Breathless (1960)
The next French New Wave film I watched was Breathless (1960), directed by Jean-Luc Godard and written by François Truffaut.
The next French New Wave film I watched was Breathless (1960), directed by Jean-Luc Godard and written by François Truffaut. Godard is a legendary French-Swiss director with 129 credits listed on IMDb, while Truffaut wrote and directed dozens of his own movies, notably The 400 Blows (1959), which I’ll review soon. Breathless depicts a love affair between a car thief (Michel, played by Jean-Paul Belmondo) and an American journalist (Patricia, played by Jean Seberg), whose feelings toward each other are debatable.
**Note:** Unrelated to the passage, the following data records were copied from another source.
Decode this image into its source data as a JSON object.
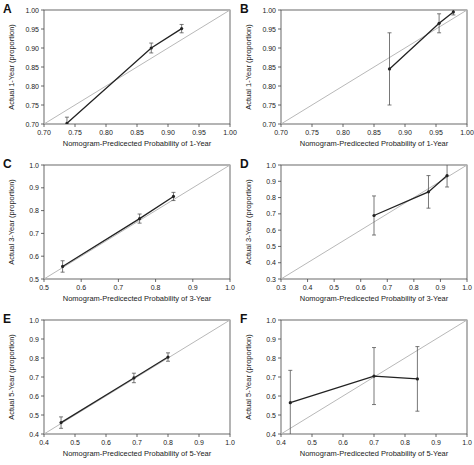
{
  "chart_data": [
    {
      "type": "line",
      "title": "A",
      "x_label": "Nomogram-Predicected Probability of 1-Year",
      "y_label": "Actual 1-Year (proportion)",
      "x": [
        0.737,
        0.873,
        0.922
      ],
      "values": [
        0.702,
        0.9,
        0.951
      ],
      "error": [
        0.016,
        0.013,
        0.011
      ],
      "xlim": [
        0.7,
        1.0
      ],
      "ylim": [
        0.7,
        1.0
      ],
      "xticks": [
        {
          "value": 0.7,
          "label": "0.70"
        },
        {
          "value": 0.75,
          "label": "0.75"
        },
        {
          "value": 0.8,
          "label": "0.80"
        },
        {
          "value": 0.85,
          "label": "0.85"
        },
        {
          "value": 0.9,
          "label": "0.90"
        },
        {
          "value": 0.95,
          "label": "0.95"
        },
        {
          "value": 1.0,
          "label": "1.00"
        }
      ],
      "yticks": [
        {
          "value": 0.7,
          "label": "0.70"
        },
        {
          "value": 0.75,
          "label": "0.75"
        },
        {
          "value": 0.8,
          "label": "0.80"
        },
        {
          "value": 0.85,
          "label": "0.85"
        },
        {
          "value": 0.9,
          "label": "0.90"
        },
        {
          "value": 0.95,
          "label": "0.95"
        },
        {
          "value": 1.0,
          "label": "1.00"
        }
      ],
      "marker": "circle",
      "color": "#222222"
    },
    {
      "type": "line",
      "title": "B",
      "x_label": "Nomogram-Predicected Probability of 1-Year",
      "y_label": "Actual 1-Year (proportion)",
      "x": [
        0.875,
        0.955,
        0.978
      ],
      "values": [
        0.845,
        0.965,
        0.995
      ],
      "error": [
        0.095,
        0.025,
        0.008
      ],
      "xlim": [
        0.7,
        1.0
      ],
      "ylim": [
        0.7,
        1.0
      ],
      "xticks": [
        {
          "value": 0.7,
          "label": "0.70"
        },
        {
          "value": 0.75,
          "label": "0.75"
        },
        {
          "value": 0.8,
          "label": "0.80"
        },
        {
          "value": 0.85,
          "label": "0.85"
        },
        {
          "value": 0.9,
          "label": "0.90"
        },
        {
          "value": 0.95,
          "label": "0.95"
        },
        {
          "value": 1.0,
          "label": "1.00"
        }
      ],
      "yticks": [
        {
          "value": 0.7,
          "label": "0.70"
        },
        {
          "value": 0.75,
          "label": "0.75"
        },
        {
          "value": 0.8,
          "label": "0.80"
        },
        {
          "value": 0.85,
          "label": "0.85"
        },
        {
          "value": 0.9,
          "label": "0.90"
        },
        {
          "value": 0.95,
          "label": "0.95"
        },
        {
          "value": 1.0,
          "label": "1.00"
        }
      ],
      "marker": "circle",
      "color": "#222222"
    },
    {
      "type": "line",
      "title": "C",
      "x_label": "Nomogram-Predicected Probability of 3-Year",
      "y_label": "Actual 3-Year (proportion)",
      "x": [
        0.55,
        0.757,
        0.848
      ],
      "values": [
        0.555,
        0.765,
        0.862
      ],
      "error": [
        0.025,
        0.02,
        0.018
      ],
      "xlim": [
        0.5,
        1.0
      ],
      "ylim": [
        0.5,
        1.0
      ],
      "xticks": [
        0.5,
        0.6,
        0.7,
        0.8,
        0.9,
        {
          "value": 1.0,
          "label": "1.0"
        }
      ],
      "yticks": [
        0.5,
        0.6,
        0.7,
        0.8,
        0.9,
        {
          "value": 1.0,
          "label": "1.0"
        }
      ],
      "marker": "circle",
      "color": "#222222"
    },
    {
      "type": "line",
      "title": "D",
      "x_label": "Nomogram-Predicected Probability of 3-Year",
      "y_label": "Actual 3-Year (proportion)",
      "x": [
        0.65,
        0.855,
        0.925
      ],
      "values": [
        0.69,
        0.835,
        0.935
      ],
      "error": [
        0.12,
        0.1,
        0.07
      ],
      "xlim": [
        0.3,
        1.0
      ],
      "ylim": [
        0.3,
        1.0
      ],
      "xticks": [
        0.3,
        0.4,
        0.5,
        0.6,
        0.7,
        0.8,
        0.9,
        {
          "value": 1.0,
          "label": "1.0"
        }
      ],
      "yticks": [
        0.3,
        0.4,
        0.5,
        0.6,
        0.7,
        0.8,
        0.9,
        {
          "value": 1.0,
          "label": "1.0"
        }
      ],
      "marker": "circle",
      "color": "#222222"
    },
    {
      "type": "line",
      "title": "E",
      "x_label": "Nomogram-Predicected Probability of 5-Year",
      "y_label": "Actual 5-Year (proportion)",
      "x": [
        0.455,
        0.69,
        0.8
      ],
      "values": [
        0.46,
        0.695,
        0.805
      ],
      "error": [
        0.03,
        0.025,
        0.022
      ],
      "xlim": [
        0.4,
        1.0
      ],
      "ylim": [
        0.4,
        1.0
      ],
      "xticks": [
        0.4,
        0.5,
        0.6,
        0.7,
        0.8,
        0.9,
        {
          "value": 1.0,
          "label": "1.0"
        }
      ],
      "yticks": [
        0.4,
        0.5,
        0.6,
        0.7,
        0.8,
        0.9,
        {
          "value": 1.0,
          "label": "1.0"
        }
      ],
      "marker": "circle",
      "color": "#222222"
    },
    {
      "type": "line",
      "title": "F",
      "x_label": "Nomogram-Predicected Probability of 5-Year",
      "y_label": "Actual 5-Year (proportion)",
      "x": [
        0.43,
        0.7,
        0.84
      ],
      "values": [
        0.565,
        0.705,
        0.69
      ],
      "error": [
        0.17,
        0.15,
        0.17
      ],
      "xlim": [
        0.4,
        1.0
      ],
      "ylim": [
        0.4,
        1.0
      ],
      "xticks": [
        0.4,
        0.5,
        0.6,
        0.7,
        0.8,
        0.9,
        {
          "value": 1.0,
          "label": "1.0"
        }
      ],
      "yticks": [
        0.4,
        0.5,
        0.6,
        0.7,
        0.8,
        0.9,
        {
          "value": 1.0,
          "label": "1.0"
        }
      ],
      "marker": "circle",
      "color": "#222222"
    }
  ]
}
I’m not sure if I liked this film in as much as it was originally presented to me in college as an important movie from this era. What makes it a French New Wave movie are the jump cuts (parts of scenes are omitted instead of being shown in their entirety), the intimate topics discussed (the scene above takes place in Patricia’s hotel room), and how the camera redirects focus away from the main characters to conversations nearby. It also feels like a filmmaker’s film in how it pays homage to Hollywood (Humphrey Bogart is shown in one scene) and Westerns specifically (I will not reveal the ending, but it’s very much written in the same vein as an old cowboy flick). Watch Breathless on HBO Max and Kanopy.